TORONTO -

The Ontario Motor Vehicle Industry Council announced Friday that it has issued a 450-day incarceration sentence to a dealer for two counts of curbsiding.

According to OMVIC, the dealer, Mehran Amini, was acting as a dealer without registration, contrary to the Motor Vehicle Dealers Act, and will serve the longest sentence of its kind ever issued in Ontario.

“This is the longest sentence handed out in Ontario for illegal vehicle sales,” said Michael Rothe, OMVIC’s director of legal services. “And it sends an important and strong message to those who would prey on Ontario consumers.”

OMVIC says that it charged Amini after it discovered he had purchased 30 vehicles, predominantly late-model pickup trucks with high mileage, in Western Canada and brought them to Ontario and rolled back their odometers before selling them to unsuspecting buyers.

“This individual is responsible for a great deal of consumer harm,” said Larry Edgar, OMVIC’s acting director of investigations. “When the true history of the vehicles became known, the purchasers found themselves with trucks worth far less than they had paid and many faced unexpected expensive repairs (due to the high mileages), some of which had crippling financial implications for the buyers.”

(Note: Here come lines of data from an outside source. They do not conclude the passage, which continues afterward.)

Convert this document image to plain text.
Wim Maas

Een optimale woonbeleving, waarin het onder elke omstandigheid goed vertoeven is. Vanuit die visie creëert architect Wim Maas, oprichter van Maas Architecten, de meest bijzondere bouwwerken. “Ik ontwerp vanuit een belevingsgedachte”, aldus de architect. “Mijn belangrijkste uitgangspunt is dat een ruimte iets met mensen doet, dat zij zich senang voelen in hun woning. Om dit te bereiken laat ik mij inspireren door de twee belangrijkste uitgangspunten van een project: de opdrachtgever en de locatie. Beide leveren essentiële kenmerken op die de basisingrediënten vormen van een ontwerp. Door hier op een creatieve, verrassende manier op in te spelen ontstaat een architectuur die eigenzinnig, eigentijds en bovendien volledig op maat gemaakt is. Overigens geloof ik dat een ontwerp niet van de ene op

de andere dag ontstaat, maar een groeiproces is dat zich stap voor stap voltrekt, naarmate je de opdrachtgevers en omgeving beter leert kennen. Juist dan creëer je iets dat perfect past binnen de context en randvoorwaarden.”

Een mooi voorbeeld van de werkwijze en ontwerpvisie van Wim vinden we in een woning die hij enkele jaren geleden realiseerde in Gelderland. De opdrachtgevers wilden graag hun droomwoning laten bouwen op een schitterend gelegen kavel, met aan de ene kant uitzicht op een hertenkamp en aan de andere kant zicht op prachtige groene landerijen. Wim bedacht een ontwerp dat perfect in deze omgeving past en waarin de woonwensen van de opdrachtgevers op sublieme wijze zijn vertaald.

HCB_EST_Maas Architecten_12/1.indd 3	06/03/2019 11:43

In court, the evidence shown against Amini included his ads placed in online marketplaces, where he posed as a private seller and used multiple aliases on top of telling some of the buyers that he was a dealer.

These are not the first curbsiding convictions issued to Amini – he has been charged and convicted by OMVIC on two prior occasions for the same behavior. His first conviction resulted in a $393,000 fine for selling 42 vehicles with rolled-back odometers, which Amini appealed. He is scheduled to appear in court March 21 for sentencing.